Regarding (3), I can't argue about the fact that it feels like a Tremulous mod, since such a system could've been introduced on a modded server. I don't think this is important as we will be making more changes in the future so that Unvanquished will become increasingly different from Trem over time. We had some recent discussions about the degree in which we want to differentiate from Tremulous and I came to the conclusion that we should (for now) stick to the overall composite that makes up the game but attempt a redesign of every individual aspect, such as how buildables are paid for, how stages are reached and whether there will be something as fixed stages at all (tech trees have been discussed a lot). Confidence really isn't limited but a very flexible way to measure a teams' pace for any purpose and any definition of progress and recession. No matter how we will (re)define stages later on, confidence should be able to unlock them.

kangz wrote:

Confidence […] just changes a little bit the pace of the game and changed the behaviour of players. And I'm not sure about the latter, most dev games are played between Tremulous pros that would have rushed anyway; that also explains why it was fun, almost like a scrim.
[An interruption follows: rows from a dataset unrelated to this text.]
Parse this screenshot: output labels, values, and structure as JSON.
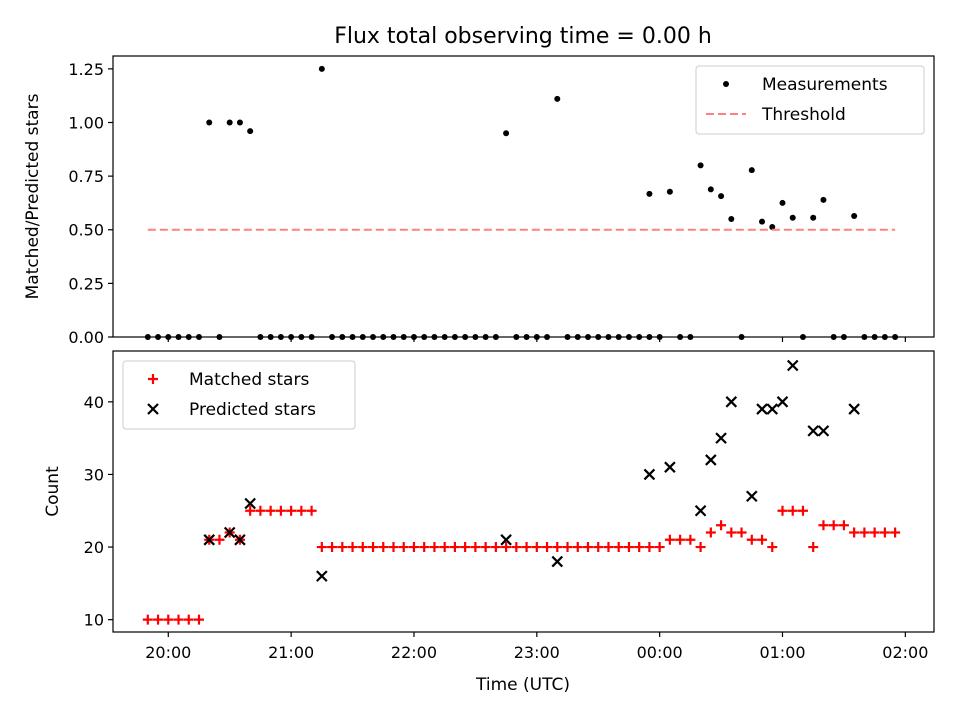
{
  "chart_data": [
    {
      "type": "scatter",
      "title": "Flux total observing time = 0.00 h",
      "ylabel": "Matched/Predicted stars",
      "xlabel": "",
      "xlim": [
        "19:33",
        "02:14"
      ],
      "ylim": [
        0,
        1.31
      ],
      "grid": false,
      "legend_position": "top-right",
      "yticks": [
        "0.00",
        "0.25",
        "0.50",
        "0.75",
        "1.00",
        "1.25"
      ],
      "xticks": [
        "20:00",
        "21:00",
        "22:00",
        "23:00",
        "00:00",
        "01:00",
        "02:00"
      ],
      "series": [
        {
          "name": "Measurements",
          "kind": "points",
          "color": "#000000",
          "points": [
            [
              "19:50",
              0.0
            ],
            [
              "19:55",
              0.0
            ],
            [
              "20:00",
              0.0
            ],
            [
              "20:05",
              0.0
            ],
            [
              "20:10",
              0.0
            ],
            [
              "20:15",
              0.0
            ],
            [
              "20:20",
              1.0
            ],
            [
              "20:25",
              0.0
            ],
            [
              "20:30",
              1.0
            ],
            [
              "20:35",
              1.0
            ],
            [
              "20:40",
              0.96
            ],
            [
              "20:45",
              0.0
            ],
            [
              "20:50",
              0.0
            ],
            [
              "20:55",
              0.0
            ],
            [
              "21:00",
              0.0
            ],
            [
              "21:05",
              0.0
            ],
            [
              "21:10",
              0.0
            ],
            [
              "21:15",
              1.25
            ],
            [
              "21:20",
              0.0
            ],
            [
              "21:25",
              0.0
            ],
            [
              "21:30",
              0.0
            ],
            [
              "21:35",
              0.0
            ],
            [
              "21:40",
              0.0
            ],
            [
              "21:45",
              0.0
            ],
            [
              "21:50",
              0.0
            ],
            [
              "21:55",
              0.0
            ],
            [
              "22:00",
              0.0
            ],
            [
              "22:05",
              0.0
            ],
            [
              "22:10",
              0.0
            ],
            [
              "22:15",
              0.0
            ],
            [
              "22:20",
              0.0
            ],
            [
              "22:25",
              0.0
            ],
            [
              "22:30",
              0.0
            ],
            [
              "22:35",
              0.0
            ],
            [
              "22:40",
              0.0
            ],
            [
              "22:45",
              0.95
            ],
            [
              "22:50",
              0.0
            ],
            [
              "22:55",
              0.0
            ],
            [
              "23:00",
              0.0
            ],
            [
              "23:05",
              0.0
            ],
            [
              "23:10",
              1.11
            ],
            [
              "23:15",
              0.0
            ],
            [
              "23:20",
              0.0
            ],
            [
              "23:25",
              0.0
            ],
            [
              "23:30",
              0.0
            ],
            [
              "23:35",
              0.0
            ],
            [
              "23:40",
              0.0
            ],
            [
              "23:45",
              0.0
            ],
            [
              "23:50",
              0.0
            ],
            [
              "23:55",
              0.0
            ],
            [
              "23:55",
              0.667
            ],
            [
              "00:00",
              0.0
            ],
            [
              "00:05",
              0.677
            ],
            [
              "00:10",
              0.0
            ],
            [
              "00:15",
              0.0
            ],
            [
              "00:20",
              0.8
            ],
            [
              "00:25",
              0.688
            ],
            [
              "00:30",
              0.657
            ],
            [
              "00:35",
              0.55
            ],
            [
              "00:40",
              0.0
            ],
            [
              "00:45",
              0.778
            ],
            [
              "00:50",
              0.538
            ],
            [
              "00:55",
              0.513
            ],
            [
              "01:00",
              0.625
            ],
            [
              "01:05",
              0.556
            ],
            [
              "01:10",
              0.0
            ],
            [
              "01:15",
              0.556
            ],
            [
              "01:20",
              0.639
            ],
            [
              "01:25",
              0.0
            ],
            [
              "01:30",
              0.0
            ],
            [
              "01:35",
              0.564
            ],
            [
              "01:40",
              0.0
            ],
            [
              "01:45",
              0.0
            ],
            [
              "01:50",
              0.0
            ],
            [
              "01:55",
              0.0
            ]
          ]
        },
        {
          "name": "Threshold",
          "kind": "dashed-line",
          "color": "#ff8080",
          "points": [
            [
              "19:50",
              0.5
            ],
            [
              "01:55",
              0.5
            ]
          ]
        }
      ]
    },
    {
      "type": "scatter",
      "title": "",
      "ylabel": "Count",
      "xlabel": "Time (UTC)",
      "xlim": [
        "19:33",
        "02:14"
      ],
      "ylim": [
        8.3,
        47.0
      ],
      "grid": false,
      "legend_position": "top-left",
      "yticks": [
        "10",
        "20",
        "30",
        "40"
      ],
      "xticks": [
        "20:00",
        "21:00",
        "22:00",
        "23:00",
        "00:00",
        "01:00",
        "02:00"
      ],
      "series": [
        {
          "name": "Matched stars",
          "kind": "plus",
          "color": "#ff0000",
          "points": [
            [
              "19:50",
              10
            ],
            [
              "19:55",
              10
            ],
            [
              "20:00",
              10
            ],
            [
              "20:05",
              10
            ],
            [
              "20:10",
              10
            ],
            [
              "20:15",
              10
            ],
            [
              "20:20",
              21
            ],
            [
              "20:25",
              21
            ],
            [
              "20:30",
              22
            ],
            [
              "20:35",
              21
            ],
            [
              "20:40",
              25
            ],
            [
              "20:45",
              25
            ],
            [
              "20:50",
              25
            ],
            [
              "20:55",
              25
            ],
            [
              "21:00",
              25
            ],
            [
              "21:05",
              25
            ],
            [
              "21:10",
              25
            ],
            [
              "21:15",
              20
            ],
            [
              "21:20",
              20
            ],
            [
              "21:25",
              20
            ],
            [
              "21:30",
              20
            ],
            [
              "21:35",
              20
            ],
            [
              "21:40",
              20
            ],
            [
              "21:45",
              20
            ],
            [
              "21:50",
              20
            ],
            [
              "21:55",
              20
            ],
            [
              "22:00",
              20
            ],
            [
              "22:05",
              20
            ],
            [
              "22:10",
              20
            ],
            [
              "22:15",
              20
            ],
            [
              "22:20",
              20
            ],
            [
              "22:25",
              20
            ],
            [
              "22:30",
              20
            ],
            [
              "22:35",
              20
            ],
            [
              "22:40",
              20
            ],
            [
              "22:45",
              20
            ],
            [
              "22:50",
              20
            ],
            [
              "22:55",
              20
            ],
            [
              "23:00",
              20
            ],
            [
              "23:05",
              20
            ],
            [
              "23:10",
              20
            ],
            [
              "23:15",
              20
            ],
            [
              "23:20",
              20
            ],
            [
              "23:25",
              20
            ],
            [
              "23:30",
              20
            ],
            [
              "23:35",
              20
            ],
            [
              "23:40",
              20
            ],
            [
              "23:45",
              20
            ],
            [
              "23:50",
              20
            ],
            [
              "23:55",
              20
            ],
            [
              "00:00",
              20
            ],
            [
              "00:05",
              21
            ],
            [
              "00:10",
              21
            ],
            [
              "00:15",
              21
            ],
            [
              "00:20",
              20
            ],
            [
              "00:25",
              22
            ],
            [
              "00:30",
              23
            ],
            [
              "00:35",
              22
            ],
            [
              "00:40",
              22
            ],
            [
              "00:45",
              21
            ],
            [
              "00:50",
              21
            ],
            [
              "00:55",
              20
            ],
            [
              "01:00",
              25
            ],
            [
              "01:05",
              25
            ],
            [
              "01:10",
              25
            ],
            [
              "01:15",
              20
            ],
            [
              "01:20",
              23
            ],
            [
              "01:25",
              23
            ],
            [
              "01:30",
              23
            ],
            [
              "01:35",
              22
            ],
            [
              "01:40",
              22
            ],
            [
              "01:45",
              22
            ],
            [
              "01:50",
              22
            ],
            [
              "01:55",
              22
            ]
          ]
        },
        {
          "name": "Predicted stars",
          "kind": "x",
          "color": "#000000",
          "points": [
            [
              "20:20",
              21
            ],
            [
              "20:30",
              22
            ],
            [
              "20:35",
              21
            ],
            [
              "20:40",
              26
            ],
            [
              "21:15",
              16
            ],
            [
              "22:45",
              21
            ],
            [
              "23:10",
              18
            ],
            [
              "23:55",
              30
            ],
            [
              "00:05",
              31
            ],
            [
              "00:20",
              25
            ],
            [
              "00:25",
              32
            ],
            [
              "00:30",
              35
            ],
            [
              "00:35",
              40
            ],
            [
              "00:45",
              27
            ],
            [
              "00:50",
              39
            ],
            [
              "00:55",
              39
            ],
            [
              "01:00",
              40
            ],
            [
              "01:05",
              45
            ],
            [
              "01:15",
              36
            ],
            [
              "01:20",
              36
            ],
            [
              "01:35",
              39
            ]
          ]
        }
      ]
    }
  ]
}
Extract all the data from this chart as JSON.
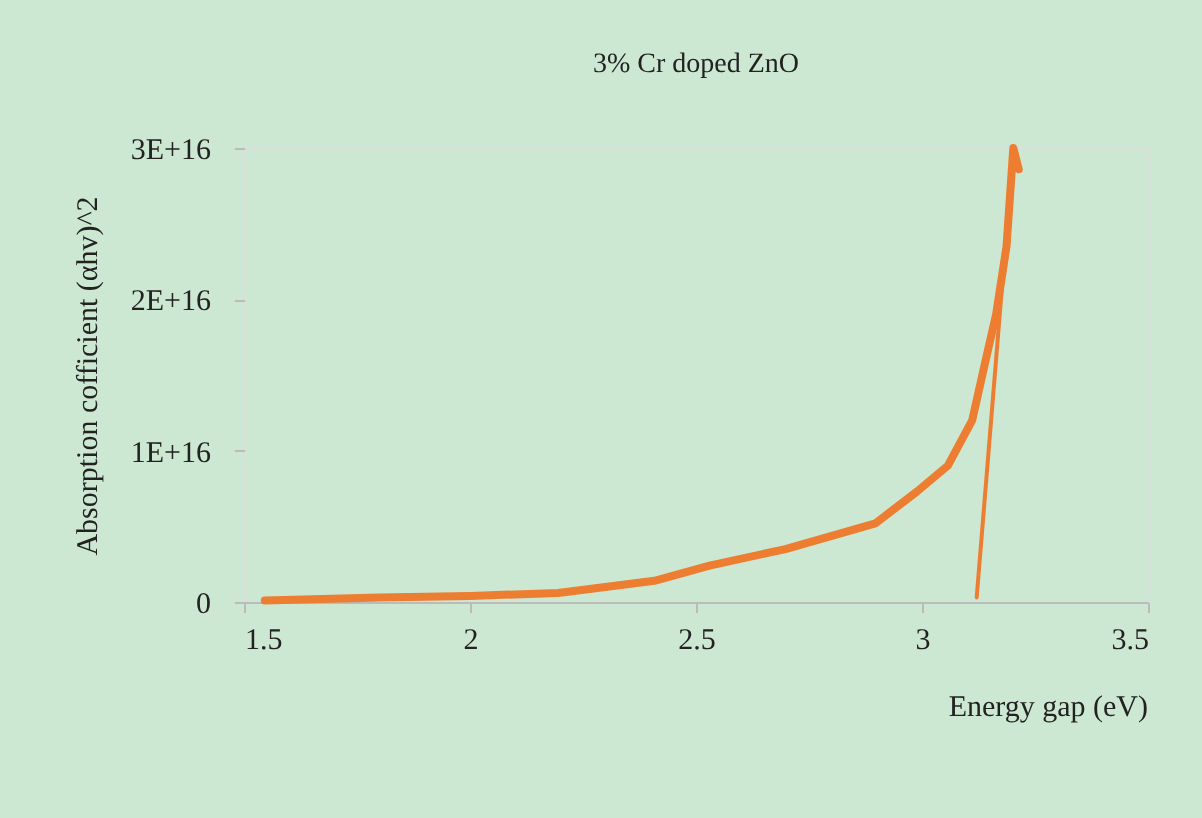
{
  "chart_data": {
    "type": "line",
    "title": "3% Cr doped ZnO",
    "xlabel": "Energy gap (eV)",
    "ylabel": "Absorption cofficient (αhv)^2",
    "xlim": [
      1.5,
      3.5
    ],
    "xticks": [
      1.5,
      2,
      2.5,
      3,
      3.5
    ],
    "ylim": [
      0,
      3e+16
    ],
    "yticks": [
      0,
      {
        "value": 1e+16,
        "label": "1E+16"
      },
      {
        "value": 2e+16,
        "label": "2E+16"
      },
      {
        "value": 3e+16,
        "label": "3E+16"
      }
    ],
    "grid": false,
    "marker": "none",
    "line_style": "solid",
    "series": [
      {
        "color": "#ed7d31",
        "x": [
          1.546,
          1.8,
          2.0,
          2.195,
          2.408,
          2.53,
          2.698,
          2.897,
          2.989,
          3.057,
          3.111,
          3.141,
          3.164,
          3.187,
          3.202,
          3.214
        ],
        "values": [
          100000000000000.0,
          300000000000000.0,
          400000000000000.0,
          600000000000000.0,
          1400000000000000.0,
          2400000000000000.0,
          3500000000000000.0,
          5200000000000000.0,
          7300000000000000.0,
          9000000000000000.0,
          1.2e+16,
          1.6e+16,
          1.9e+16,
          2.35e+16,
          3e+16,
          2.86e+16
        ]
      },
      {
        "color": "#ed7d31",
        "x": [
          3.121,
          3.202
        ],
        "values": [
          300000000000000.0,
          3e+16
        ]
      }
    ]
  }
}
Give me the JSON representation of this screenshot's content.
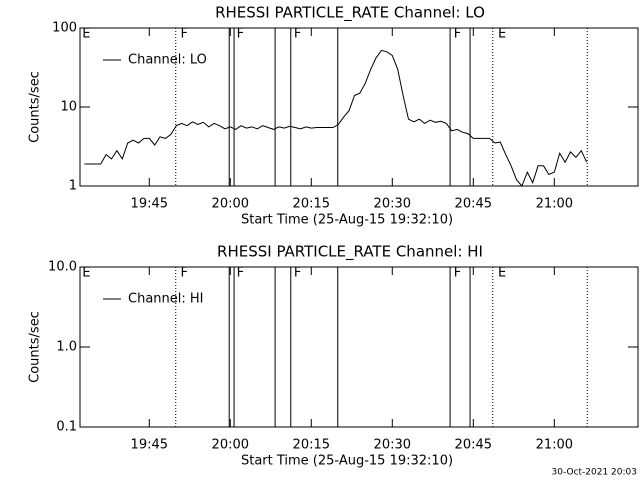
{
  "chart_data": [
    {
      "type": "line",
      "title": "RHESSI PARTICLE_RATE Channel: LO",
      "xlabel": "Start Time (25-Aug-15 19:32:10)",
      "ylabel": "Counts/sec",
      "log_y": true,
      "ylim": [
        1,
        100
      ],
      "yticks": [
        1,
        10,
        100
      ],
      "xlim": [
        1172.17,
        1275.5
      ],
      "xticks": [
        {
          "value": 1185,
          "label": "19:45"
        },
        {
          "value": 1200,
          "label": "20:00"
        },
        {
          "value": 1215,
          "label": "20:15"
        },
        {
          "value": 1230,
          "label": "20:30"
        },
        {
          "value": 1245,
          "label": "20:45"
        },
        {
          "value": 1260,
          "label": "21:00"
        }
      ],
      "legend": "upper left",
      "x": [
        1173,
        1174,
        1175,
        1176,
        1177,
        1178,
        1179,
        1180,
        1181,
        1182,
        1183,
        1184,
        1185,
        1186,
        1187,
        1188,
        1189,
        1190,
        1191,
        1192,
        1193,
        1194,
        1195,
        1196,
        1197,
        1198,
        1199,
        1200,
        1201,
        1202,
        1203,
        1204,
        1205,
        1206,
        1207,
        1208,
        1209,
        1210,
        1211,
        1212,
        1213,
        1214,
        1215,
        1216,
        1217,
        1218,
        1219,
        1220,
        1221,
        1222,
        1223,
        1224,
        1225,
        1226,
        1227,
        1228,
        1229,
        1230,
        1231,
        1232,
        1233,
        1234,
        1235,
        1236,
        1237,
        1238,
        1239,
        1240,
        1241,
        1242,
        1243,
        1244,
        1245,
        1246,
        1247,
        1248,
        1249,
        1250,
        1251,
        1252,
        1253,
        1254,
        1255,
        1256,
        1257,
        1258,
        1259,
        1260,
        1261,
        1262,
        1263,
        1264,
        1265,
        1266
      ],
      "series": [
        {
          "name": "Channel: LO",
          "color": "#000000",
          "values": [
            1.9,
            1.9,
            1.9,
            1.9,
            2.5,
            2.2,
            2.8,
            2.2,
            3.5,
            3.8,
            3.5,
            4,
            4,
            3.3,
            4.2,
            4,
            4.5,
            5.8,
            6.2,
            5.8,
            6.5,
            6,
            6.4,
            5.6,
            6.2,
            5.8,
            5.3,
            5.6,
            5.2,
            5.8,
            5.4,
            5.6,
            5.3,
            5.8,
            5.5,
            5.2,
            5.6,
            5.4,
            5.7,
            5.5,
            5.3,
            5.6,
            5.4,
            5.5,
            5.5,
            5.5,
            5.5,
            6,
            7.5,
            9,
            14,
            15,
            20,
            30,
            42,
            52,
            50,
            45,
            30,
            14,
            7,
            6.5,
            7,
            6.2,
            6.8,
            6.4,
            6.6,
            6.2,
            5,
            5.2,
            4.8,
            4.6,
            4,
            4,
            4,
            4,
            3.5,
            3.6,
            2.5,
            1.8,
            1.2,
            1,
            1.5,
            1.1,
            1.8,
            1.8,
            1.4,
            1.5,
            2.6,
            2,
            2.7,
            2.3,
            2.8,
            2
          ]
        }
      ],
      "vlines": [
        {
          "x": 1189.9,
          "style": "dotted"
        },
        {
          "x": 1199.8,
          "style": "solid"
        },
        {
          "x": 1200.7,
          "style": "solid"
        },
        {
          "x": 1208.3,
          "style": "solid"
        },
        {
          "x": 1211.2,
          "style": "solid"
        },
        {
          "x": 1219.9,
          "style": "solid"
        },
        {
          "x": 1240.7,
          "style": "solid"
        },
        {
          "x": 1244.4,
          "style": "solid"
        },
        {
          "x": 1248.6,
          "style": "dotted"
        },
        {
          "x": 1266.1,
          "style": "dotted"
        }
      ],
      "flags": [
        {
          "x": 1172.4,
          "label": "E"
        },
        {
          "x": 1190.6,
          "label": "F"
        },
        {
          "x": 1201.0,
          "label": "F"
        },
        {
          "x": 1211.6,
          "label": "F"
        },
        {
          "x": 1241.2,
          "label": "F"
        },
        {
          "x": 1249.4,
          "label": "E"
        }
      ]
    },
    {
      "type": "line",
      "title": "RHESSI PARTICLE_RATE Channel: HI",
      "xlabel": "Start Time (25-Aug-15 19:32:10)",
      "ylabel": "Counts/sec",
      "log_y": true,
      "ylim": [
        0.1,
        10
      ],
      "yticks": [
        0.1,
        {
          "value": 1,
          "label": "1.0"
        },
        {
          "value": 10,
          "label": "10.0"
        }
      ],
      "xlim": [
        1172.17,
        1275.5
      ],
      "xticks": [
        {
          "value": 1185,
          "label": "19:45"
        },
        {
          "value": 1200,
          "label": "20:00"
        },
        {
          "value": 1215,
          "label": "20:15"
        },
        {
          "value": 1230,
          "label": "20:30"
        },
        {
          "value": 1245,
          "label": "20:45"
        },
        {
          "value": 1260,
          "label": "21:00"
        }
      ],
      "legend": "upper left",
      "x": [],
      "series": [
        {
          "name": "Channel: HI",
          "color": "#000000",
          "values": []
        }
      ],
      "vlines": [
        {
          "x": 1189.9,
          "style": "dotted"
        },
        {
          "x": 1199.8,
          "style": "solid"
        },
        {
          "x": 1200.7,
          "style": "solid"
        },
        {
          "x": 1208.3,
          "style": "solid"
        },
        {
          "x": 1211.2,
          "style": "solid"
        },
        {
          "x": 1219.9,
          "style": "solid"
        },
        {
          "x": 1240.7,
          "style": "solid"
        },
        {
          "x": 1244.4,
          "style": "solid"
        },
        {
          "x": 1248.6,
          "style": "dotted"
        },
        {
          "x": 1266.1,
          "style": "dotted"
        }
      ],
      "flags": [
        {
          "x": 1172.4,
          "label": "E"
        },
        {
          "x": 1190.6,
          "label": "F"
        },
        {
          "x": 1201.0,
          "label": "F"
        },
        {
          "x": 1211.6,
          "label": "F"
        },
        {
          "x": 1241.2,
          "label": "F"
        },
        {
          "x": 1249.4,
          "label": "E"
        }
      ]
    }
  ],
  "footer": "30-Oct-2021 20:03"
}
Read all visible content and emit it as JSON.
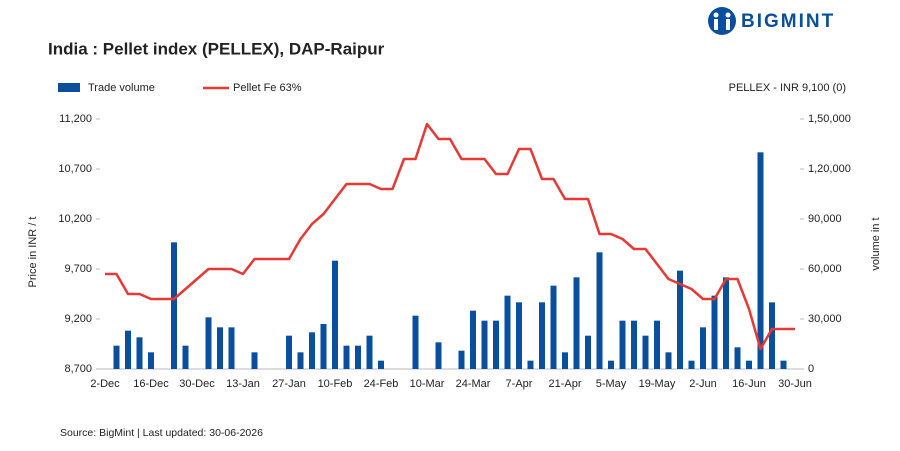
{
  "logo": "BIGMINT",
  "chart_data": {
    "type": "combo",
    "title": "India : Pellet index (PELLEX), DAP-Raipur",
    "subtitle": "PELLEX - INR 9,100 (0)",
    "y_label": "Price in INR / t",
    "y2_label": "volume in t",
    "source": "Source: BigMint | Last updated: 30-06-2026",
    "categories": [
      "2-Dec",
      null,
      null,
      null,
      "16-Dec",
      null,
      null,
      null,
      "30-Dec",
      null,
      null,
      null,
      "13-Jan",
      null,
      null,
      null,
      "27-Jan",
      null,
      null,
      null,
      "10-Feb",
      null,
      null,
      null,
      "24-Feb",
      null,
      null,
      null,
      "10-Mar",
      null,
      null,
      null,
      "24-Mar",
      null,
      null,
      null,
      "7-Apr",
      null,
      null,
      null,
      "21-Apr",
      null,
      null,
      null,
      "5-May",
      null,
      null,
      null,
      "19-May",
      null,
      null,
      null,
      "2-Jun",
      null,
      null,
      null,
      "16-Jun",
      null,
      null,
      null,
      "30-Jun"
    ],
    "ylim": [
      8700,
      11200
    ],
    "yticks": [
      {
        "value": 8700,
        "label": "8,700"
      },
      {
        "value": 9200,
        "label": "9,200"
      },
      {
        "value": 9700,
        "label": "9,700"
      },
      {
        "value": 10200,
        "label": "10,200"
      },
      {
        "value": 10700,
        "label": "10,700"
      },
      {
        "value": 11200,
        "label": "11,200"
      }
    ],
    "y2lim": [
      0,
      150000
    ],
    "y2ticks": [
      0,
      {
        "value": 30000,
        "label": "30,000"
      },
      {
        "value": 60000,
        "label": "60,000"
      },
      {
        "value": 90000,
        "label": "90,000"
      },
      {
        "value": 120000,
        "label": "1,20,000"
      },
      {
        "value": 150000,
        "label": "1,50,000"
      }
    ],
    "legend": "top-left",
    "series": [
      {
        "name": "Trade volume",
        "type": "bar",
        "axis": "y2",
        "color": "#0a4f9e",
        "values": [
          null,
          14000,
          23000,
          19000,
          10000,
          null,
          76000,
          14000,
          null,
          31000,
          25000,
          25000,
          null,
          10000,
          null,
          null,
          20000,
          10000,
          22000,
          27000,
          65000,
          14000,
          14000,
          20000,
          5000,
          null,
          null,
          32000,
          null,
          16000,
          null,
          11000,
          35000,
          29000,
          29000,
          44000,
          40000,
          5000,
          40000,
          50000,
          10000,
          55000,
          20000,
          70000,
          5000,
          29000,
          29000,
          20000,
          29000,
          10000,
          59000,
          5000,
          25000,
          44000,
          55000,
          13000,
          5000,
          130000,
          40000,
          5000,
          null
        ]
      },
      {
        "name": "Pellet Fe 63%",
        "type": "line",
        "color": "#e53935",
        "values": [
          9650,
          9650,
          9450,
          9450,
          9400,
          9400,
          9400,
          9500,
          9600,
          9700,
          9700,
          9700,
          9650,
          9800,
          9800,
          9800,
          9800,
          10000,
          10150,
          10250,
          10400,
          10550,
          10550,
          10550,
          10500,
          10500,
          10800,
          10800,
          11150,
          11000,
          11000,
          10800,
          10800,
          10800,
          10650,
          10650,
          10900,
          10900,
          10600,
          10600,
          10400,
          10400,
          10400,
          10050,
          10050,
          10000,
          9900,
          9900,
          9750,
          9600,
          9550,
          9500,
          9400,
          9400,
          9600,
          9600,
          9300,
          8900,
          9100,
          9100,
          9100
        ]
      }
    ]
  }
}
I'm not sure how little or huge the actual impact is but I agree that our development game player base is biased. I setup a statistics facility so we can have a more objective perspective on how things work out in different matches. As soon as we have botless matches with inexperienced players, the graphs should tell us what's going on. Here's a quick analysis of the last dev games.


Re: Confidence explained

Posted: Sun May 19, 2013 7:31 am UTC
by ViruS

Just wondering, killing players doesn't contribute to confidence? Doesn't this increase the need for builders too much?


Re: Confidence explained

Posted: Sun May 19, 2013 5:25 pm UTC
by Viech

Currently, killing players only yields confidence when the killed player is inside its own main base (close to OM/RC). The main source of confidence is destroying buildables. When your enemy turtles and your team can't destroy structures at a sufficient rate, you can resort to expanding over the map (building close to other buildables yields less confidence). Otherwise I don't think more than a single builder per team would be necessary. The current initial mine rate is set so that a single builder can build continuously, as long as the degree of expansion is high enough to get a decent mine rate. Two builders expanding in different directions will already compete for build points, since they share both the pool of initial build points and the resource generators in their main base. While expanding in a single direction already is a risk (your enemy can quickly stage up if they manage to push you back), defending two fronts with two of your teammates being unarmed against an enemy that can strike with full force at a single point should be even harder.